Le succès dans l’un des deux genres n’engage pourtant pas celui de l’autre. «Christophe Donner a écrit une pièce que j’aime beaucoup, mais qui n’a pas été montée : du coup, elle n’existe pas vraiment», regrette Claire David. La complicité d’un metteur en scène est nécessaire aux romanciers, qui ne savent pas forcément à quelle porte frapper. Eric Reinhardt, avant de créer sa pièce, a préparé le terrain : auteur du livret de Siddharta de Preljocaj en 2010, il a aussi été président du jury d’Impatience, festival du théâtre émergent, organisé par le théâtre du Rond-Point et le Centquatre cette année.

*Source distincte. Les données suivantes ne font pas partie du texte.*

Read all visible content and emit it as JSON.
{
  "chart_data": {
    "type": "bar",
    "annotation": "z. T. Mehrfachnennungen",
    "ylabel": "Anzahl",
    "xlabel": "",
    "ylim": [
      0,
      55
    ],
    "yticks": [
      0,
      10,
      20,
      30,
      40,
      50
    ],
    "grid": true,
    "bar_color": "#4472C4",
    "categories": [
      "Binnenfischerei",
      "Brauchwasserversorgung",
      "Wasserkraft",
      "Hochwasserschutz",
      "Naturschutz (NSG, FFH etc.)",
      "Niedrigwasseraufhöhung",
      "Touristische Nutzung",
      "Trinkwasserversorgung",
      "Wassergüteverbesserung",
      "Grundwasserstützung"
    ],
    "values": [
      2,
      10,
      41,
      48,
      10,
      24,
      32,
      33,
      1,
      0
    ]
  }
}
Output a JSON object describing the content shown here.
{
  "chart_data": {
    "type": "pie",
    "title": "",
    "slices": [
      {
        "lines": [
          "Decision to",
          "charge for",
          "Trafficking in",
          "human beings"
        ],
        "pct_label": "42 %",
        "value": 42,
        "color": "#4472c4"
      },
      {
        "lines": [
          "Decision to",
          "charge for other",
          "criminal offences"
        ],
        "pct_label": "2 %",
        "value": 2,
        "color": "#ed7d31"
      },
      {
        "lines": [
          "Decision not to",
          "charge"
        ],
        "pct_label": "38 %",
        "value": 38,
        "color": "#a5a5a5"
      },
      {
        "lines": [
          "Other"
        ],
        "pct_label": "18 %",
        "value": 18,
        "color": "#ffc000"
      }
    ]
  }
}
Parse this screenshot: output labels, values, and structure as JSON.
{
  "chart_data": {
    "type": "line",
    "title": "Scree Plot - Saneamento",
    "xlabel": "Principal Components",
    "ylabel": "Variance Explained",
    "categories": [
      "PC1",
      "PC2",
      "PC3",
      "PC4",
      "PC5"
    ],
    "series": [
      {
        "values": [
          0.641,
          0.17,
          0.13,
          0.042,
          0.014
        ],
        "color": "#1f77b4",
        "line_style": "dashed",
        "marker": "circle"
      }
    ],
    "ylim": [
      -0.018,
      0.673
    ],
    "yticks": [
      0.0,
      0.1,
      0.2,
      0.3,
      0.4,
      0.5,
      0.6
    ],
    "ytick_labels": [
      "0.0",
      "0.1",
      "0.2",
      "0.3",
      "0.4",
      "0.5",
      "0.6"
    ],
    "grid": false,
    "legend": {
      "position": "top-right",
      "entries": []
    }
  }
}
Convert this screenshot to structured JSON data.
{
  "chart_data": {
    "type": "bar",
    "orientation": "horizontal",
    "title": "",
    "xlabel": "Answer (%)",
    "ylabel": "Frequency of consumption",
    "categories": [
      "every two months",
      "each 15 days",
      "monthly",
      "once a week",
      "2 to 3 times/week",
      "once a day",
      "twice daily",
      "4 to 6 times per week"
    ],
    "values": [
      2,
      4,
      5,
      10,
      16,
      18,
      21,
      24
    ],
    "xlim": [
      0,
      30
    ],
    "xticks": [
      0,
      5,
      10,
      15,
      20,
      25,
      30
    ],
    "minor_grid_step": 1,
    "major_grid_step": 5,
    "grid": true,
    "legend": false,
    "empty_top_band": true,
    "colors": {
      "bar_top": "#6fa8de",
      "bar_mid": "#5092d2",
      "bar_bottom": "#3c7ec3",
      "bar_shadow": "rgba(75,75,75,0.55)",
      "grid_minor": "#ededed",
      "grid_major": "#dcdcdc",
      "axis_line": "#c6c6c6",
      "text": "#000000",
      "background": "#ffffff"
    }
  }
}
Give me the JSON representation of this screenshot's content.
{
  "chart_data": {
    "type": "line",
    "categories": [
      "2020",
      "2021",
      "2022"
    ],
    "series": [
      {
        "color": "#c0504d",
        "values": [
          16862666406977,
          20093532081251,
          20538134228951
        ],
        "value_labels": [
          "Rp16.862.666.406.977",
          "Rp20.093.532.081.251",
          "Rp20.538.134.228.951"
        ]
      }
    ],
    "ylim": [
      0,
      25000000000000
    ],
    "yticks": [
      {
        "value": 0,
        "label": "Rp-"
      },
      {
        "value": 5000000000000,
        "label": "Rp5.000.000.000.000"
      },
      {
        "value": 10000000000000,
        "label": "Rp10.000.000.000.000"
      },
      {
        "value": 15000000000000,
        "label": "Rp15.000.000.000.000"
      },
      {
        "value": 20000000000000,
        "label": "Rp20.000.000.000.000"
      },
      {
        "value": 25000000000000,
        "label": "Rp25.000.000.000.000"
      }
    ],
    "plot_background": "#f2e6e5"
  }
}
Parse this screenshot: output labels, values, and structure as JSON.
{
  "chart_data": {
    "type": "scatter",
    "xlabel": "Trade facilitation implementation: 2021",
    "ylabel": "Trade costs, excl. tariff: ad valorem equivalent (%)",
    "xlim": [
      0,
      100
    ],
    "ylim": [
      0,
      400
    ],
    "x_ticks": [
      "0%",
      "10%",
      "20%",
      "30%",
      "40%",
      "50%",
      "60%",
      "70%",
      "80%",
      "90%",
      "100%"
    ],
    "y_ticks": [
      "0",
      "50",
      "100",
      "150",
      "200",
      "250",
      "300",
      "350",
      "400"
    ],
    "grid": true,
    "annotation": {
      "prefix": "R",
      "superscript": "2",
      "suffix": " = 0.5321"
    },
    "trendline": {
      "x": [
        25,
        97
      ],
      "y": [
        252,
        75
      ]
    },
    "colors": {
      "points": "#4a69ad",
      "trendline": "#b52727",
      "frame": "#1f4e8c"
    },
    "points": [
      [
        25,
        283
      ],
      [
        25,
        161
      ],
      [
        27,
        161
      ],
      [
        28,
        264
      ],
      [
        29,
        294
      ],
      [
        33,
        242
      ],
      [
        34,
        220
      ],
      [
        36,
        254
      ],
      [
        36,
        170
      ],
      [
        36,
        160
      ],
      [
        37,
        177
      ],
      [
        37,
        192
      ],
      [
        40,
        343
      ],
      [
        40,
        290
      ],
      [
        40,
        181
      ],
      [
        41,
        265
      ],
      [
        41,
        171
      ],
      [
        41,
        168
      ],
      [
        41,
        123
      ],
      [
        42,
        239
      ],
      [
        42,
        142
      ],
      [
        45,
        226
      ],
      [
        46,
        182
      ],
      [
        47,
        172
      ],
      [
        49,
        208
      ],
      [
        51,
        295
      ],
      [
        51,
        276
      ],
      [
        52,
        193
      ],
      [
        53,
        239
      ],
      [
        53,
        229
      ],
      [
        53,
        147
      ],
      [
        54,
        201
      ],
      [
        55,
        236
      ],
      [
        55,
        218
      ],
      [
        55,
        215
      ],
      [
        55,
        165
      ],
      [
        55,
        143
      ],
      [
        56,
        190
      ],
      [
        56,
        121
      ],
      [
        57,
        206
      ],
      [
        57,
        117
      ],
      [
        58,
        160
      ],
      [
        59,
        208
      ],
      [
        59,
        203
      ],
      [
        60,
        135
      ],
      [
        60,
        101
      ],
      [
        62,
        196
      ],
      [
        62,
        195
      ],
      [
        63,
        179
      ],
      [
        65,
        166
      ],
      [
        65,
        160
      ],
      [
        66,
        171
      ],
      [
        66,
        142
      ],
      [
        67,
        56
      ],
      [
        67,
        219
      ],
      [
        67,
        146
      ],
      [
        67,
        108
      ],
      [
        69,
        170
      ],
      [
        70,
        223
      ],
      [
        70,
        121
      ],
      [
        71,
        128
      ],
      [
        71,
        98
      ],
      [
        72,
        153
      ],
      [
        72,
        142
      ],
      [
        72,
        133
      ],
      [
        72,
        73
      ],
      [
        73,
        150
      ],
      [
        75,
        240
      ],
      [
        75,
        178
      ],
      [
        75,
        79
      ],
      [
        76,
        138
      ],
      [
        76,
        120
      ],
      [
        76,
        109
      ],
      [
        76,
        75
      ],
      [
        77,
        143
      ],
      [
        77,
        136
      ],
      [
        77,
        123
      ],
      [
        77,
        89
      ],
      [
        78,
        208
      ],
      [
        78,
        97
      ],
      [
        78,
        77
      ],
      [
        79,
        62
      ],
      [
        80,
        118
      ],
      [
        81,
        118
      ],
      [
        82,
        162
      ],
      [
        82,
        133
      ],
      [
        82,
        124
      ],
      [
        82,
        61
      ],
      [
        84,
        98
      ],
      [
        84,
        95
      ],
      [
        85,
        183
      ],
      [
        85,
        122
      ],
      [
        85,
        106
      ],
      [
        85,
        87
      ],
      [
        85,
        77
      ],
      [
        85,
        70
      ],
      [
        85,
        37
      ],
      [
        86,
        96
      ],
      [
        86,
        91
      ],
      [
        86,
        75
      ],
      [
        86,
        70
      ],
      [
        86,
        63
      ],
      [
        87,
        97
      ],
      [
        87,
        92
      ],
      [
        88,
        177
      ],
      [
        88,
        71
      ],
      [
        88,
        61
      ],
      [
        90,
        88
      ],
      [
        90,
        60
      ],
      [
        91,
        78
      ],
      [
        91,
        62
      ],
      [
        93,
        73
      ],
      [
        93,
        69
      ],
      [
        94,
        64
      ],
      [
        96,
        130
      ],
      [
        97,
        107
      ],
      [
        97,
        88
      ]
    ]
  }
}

Pour Irène Lindon, directrice des éditions de Minuit qui publient des textes pour le théâtre dès lors que ce sont les romanciers de la maison qui les signent, assure qu’«il n’y a aucune recette générale, mais le succès d’une pièce dépend du fait qu’elle est jouée». En revanche, le roman Heureux les heureux (Flammarion) de Yasmina Reza a bénéficié de la notoriété de la dramaturge pour se propulser en tête des ventes au début de 2013.

 

Cette différence formelle engage donc un travail fondamentalement différent au niveau éditorial et promotionnel. «L’économie de l’édition théâtrale est inverse de celle de la littérature, rappelle Claire David. 65 % de mon chiffre d’affaires vient du fonds avec 35 textes à l’affiche par mois, contre 3 nouveautés publiées. C’est aussi ce qui attire les romanciers.» Si l’éditrice met en avant le fait que c’est toujours selon des critères littéraires qu’elle choisit de publier les textes de théâtre, la promotion en est moins simple. «L’étiquette “théâtre” empêche souvent la dynamique médiatique. Pour en finir avec la question juive, le dernier texte de Jean-Claude Grumberg, paru dans la collection “Un endroit où aller”, est chroniqué partout comme roman, alors qu’il est formellement théâtral», avance l’éditrice. La promotion est différente aussi en librairie : Christophe Mory privilégie les signatures et les rencontres avec les dramaturges, tandis que les lectures de romanciers par des comédiens font mouche, comme ce fut le cas de celle organisée à la librairie du Rond-Point pour Riviera de Mathilde Janin (Actes Sud), lu par deux comédiennes, expérience qui sera renouvelée avec Mobiles de Sandra Lucbert (Flammarion) à la fin de novembre.